Long runway that gets broadened with new cross selling categories means revenue can compound above-30% for some time.
Note that the 4.5x EV/sales multiple is not very different from the ~5.5x the market is ascribing to BABA’s Core Commerce segment. Much lower than PDD’s ~7.5x multiple, though PDD’s growth rate is higher.
Why is this Cheap?
- Local services e-commerce is a new template that isn’t well understood, especially outside of China
- Meituan’s business model of cross selling high margin, low frequency services onto high frequency ones is not well understood
- Many still think of Meituan as a food delivery company or a group buying one
- Market and sell side analysts think BABA is going to focus its balance sheet towards wresting the market from Meituan
Risks
- BABA somehow shifts food delivery/in-store services/hotel OTA to the top of its priorities and goes all-in with Meituan, disregarding how a 12% incremental operating margin is going to sit with investors
- Key man risk. A lot still depends on Wang Xing, though his team is capable.
- Lock-up expiration ~mid-March 2019. Xiaomi’s lock-up expiration saw its shares getting dumped. China Tower’s didn’t. Depending on your trading views, you can scale into the position if you like. Nothing useful to add from me when it comes to trading.
- Cash burn is NOT an issue. Wang Xing’s first business ran out of cash and he has learnt well. Meituan’s negative working capital is ~65% of revenue. At 40% growth rate, this covers 3Q18 operating loss of CNY 3.4 bil (some of this is non-cash) by 1.5x; similar to Amazon’s cash flow dynamics. Even without negative working capital, Meituan’s CNY 59.6 bil in cash and short-term investments can cover 4.5 years of operating losses. Throw in margin expansion underway (but not yet on the financial statements), cash burn is not an issue.
Conclusion
Thanks for reading this long post. Felt the details are necessary since Meituan isn’t well understood outside China. Competition from BABA is real, but the market is pricing in something significantly more than what BABA will probably execute. Last but not least, Meituan’s operating margins are on their way to hit half of BABA’s Core Commerce’s ones, while revenues are also half of BABA’s upon adjustments. But Meituan’s current enterprise value of USD 30.4 bil vs BABA’s Core Commerce’s ~USD 240 bil is too wide a gap. Even at ¼ BABA’s level (half operating margins * half revenue), Meituan should still be a double from here.

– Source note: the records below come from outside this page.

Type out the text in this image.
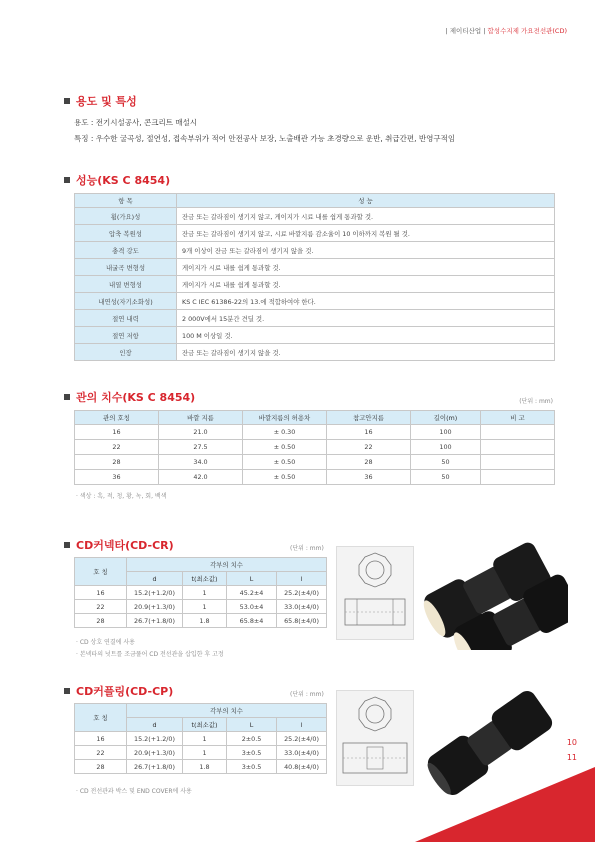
| 제이티산업 | 합성수지제 가요전선관(CD)
용도 및 특성
용도 : 전기시설공사, 콘크리트 매설시
특징 : 우수한 굴곡성, 절연성, 접속부위가 적어 안전공사 보장, 노출배관 가능 초경량으로 운반, 취급간편, 반영구적임
성능(KS C 8454)
항 목	성 능
휨(가요)성	잔금 또는 갈라짐이 생기지 않고, 게이지가 시료 내를 쉽게 통과할 것.
압축 복원성	잔금 또는 갈라짐이 생기지 않고, 시료 바깥지름 감소율이 10 이하까지 복원 될 것.
충격 강도	9개 이상이 잔금 또는 갈라짐이 생기지 않을 것.
내굴곡 변형성	게이지가 시료 내를 쉽게 통과할 것.
내열 변형성	게이지가 시료 내를 쉽게 통과할 것.
내연성(자기소화성)	KS C IEC 61386-22의 13.에 적합하여야 한다.
절연 내력	2 000V에서 15분간 견딜 것.
절연 저항	100 M 이상일 것.
인장	잔금 또는 갈라짐이 생기지 않을 것.
관의 치수(KS C 8454)	(단위 : mm)
관의 호칭	바깥 지름	바깥지름의 허용차	참고안지름	길이(m)	비 고
16	21.0	± 0.30	16	100	
22	27.5	± 0.50	22	100	
28	34.0	± 0.50	28	50	
36	42.0	± 0.50	36	50	
· 색상 : 흑, 적, 청, 황, 녹, 회, 백색
CD커넥타(CD-CR)	(단위 : mm)
호 칭	각부의 치수			
	d	t(최소값)	L	l
16	15.2(+1.2/0)	1	45.2±4	25.2(±4/0)
22	20.9(+1.3/0)	1	53.0±4	33.0(±4/0)
28	26.7(+1.8/0)	1.8	65.8±4	65.8(±4/0)
· CD 상호 연결에 사용
· 본넥타의 넛트를 조금풀어 CD 전선관을 삽입한 후 고정
CD커플링(CD-CP)	(단위 : mm)
호 칭	각부의 치수			
	d	t(최소값)	L	l
16	15.2(+1.2/0)	1	2±0.5	25.2(±4/0)
22	20.9(+1.3/0)	1	3±0.5	33.0(±4/0)
28	26.7(+1.8/0)	1.8	3±0.5	40.8(±4/0)
· CD 전선관과 박스 및 END COVER에 사용
10
11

- Continued expansion into new categories and execution on existing ones. International expansion for Dianping along the lines of TripAdvisor helps.

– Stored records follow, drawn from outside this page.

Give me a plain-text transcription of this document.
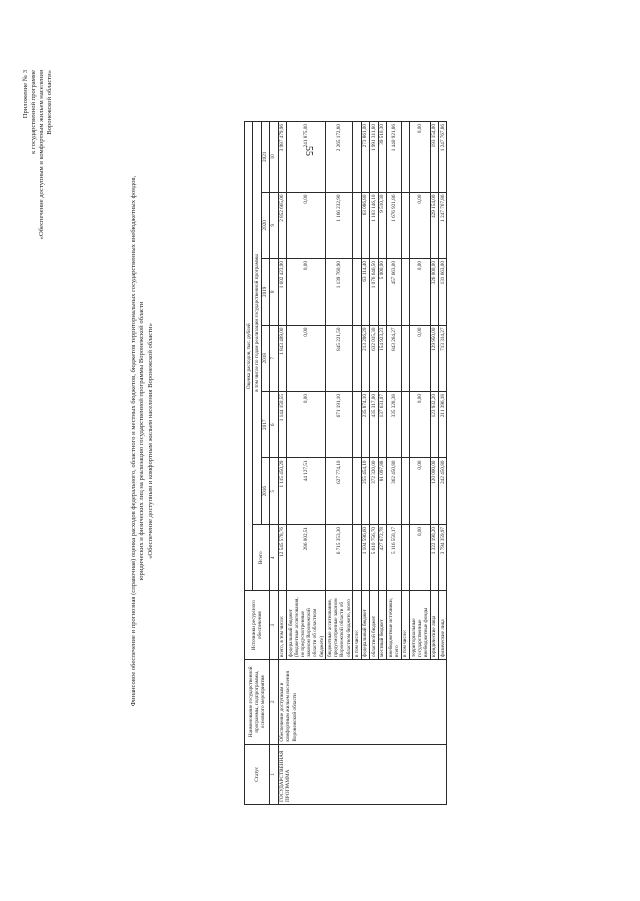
55
Приложение № 3 к государственной программе «Обеспечение доступным и комфортным жильем населения Воронежской области»
Финансовое обеспечение и прогнозная (справочная) оценка расходов федерального, областного и местных бюджетов, бюджетов территориальных государственных внебюджетных фондов, юридических и физических лиц на реализацию государственной программы Воронежской области «Обеспечение доступным и комфортным жильем населения Воронежской области»
Статус	Наименование государственной программы, подпрограммы, основного мероприятия	Источники ресурсного обеспечения	Оценка расходов, тыс. рублей						
			Всего	в том числе по годам реализации государственной программы					
				2016	2017	2018	2019	2020	2021
1	2	3	4	5	6	7	8	9	10
ГОСУДАРСТВЕННАЯ ПРОГРАММА	Обеспечение доступным и комфортным жильем населения Воронежской области	всего, в том числе:	12 545 578,76	1 115 450,29	1 144 150,55	1 843 409,00	1 602 423,90	2 852 665,06	3 987 479,96
		федеральный бюджет (бюджетные ассигнования, не предусмотренные законом Воронежской области об областном бюджете)	286 002,51	44 127,51	0,00	0,00	0,00	0,00	241 875,00
		бюджетные ассигнования, предусмотренные законом Воронежской области об областном бюджете, всего	6 715 353,30	627 774,10	671 191,10	845 221,50	1 139 760,90	1 166 232,90	2 265 172,80
		в том числе:							
		федеральный бюджет	1 104 596,60	255 454,10	235 874,10	213 206,20	63 114,40	63 086,80	273 861,00
		областной бюджет	5 610 756,70	372 320,00	435 317,00	632 015,30	1 076 646,50	1 103 146,10	1 991 311,80
		местный бюджет	427 672,78	81 097,88	137 631,07	154 923,23	5 000,00	9 510,30	39 510,30
		внебюджетные источники, всего	5 116 550,17	362 450,80	335 328,38	843 264,27	457 663,00	1 676 921,86	1 440 921,86
		в том числе:							
		территориальные государственные внебюджетные фонды	0,00	0,00	0,00	0,00	0,00	0,00	0,00
		юридические лица	1 322 190,20	120 000,00	123 932,20	129 950,00	326 000,00	429 154,00	193 154,00
		физические лица	3 794 359,97	242 450,80	211 396,18	713 314,27	131 663,00	1 247 767,86	1 247 767,86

- Margin expansion (already underway)
- Realization that BABA will prove to be a rational competitor and that local services is not exactly its priority
- Macro clouds lifting on Chinese equities
- Further inflows from MSCI inclusion (reported mid-Feb 2019; link). This resulted in a nice surge but might have follow-on effects. Macro clouds lifting on China might also result in heavier China allocations, which will lift Meituan indirectly.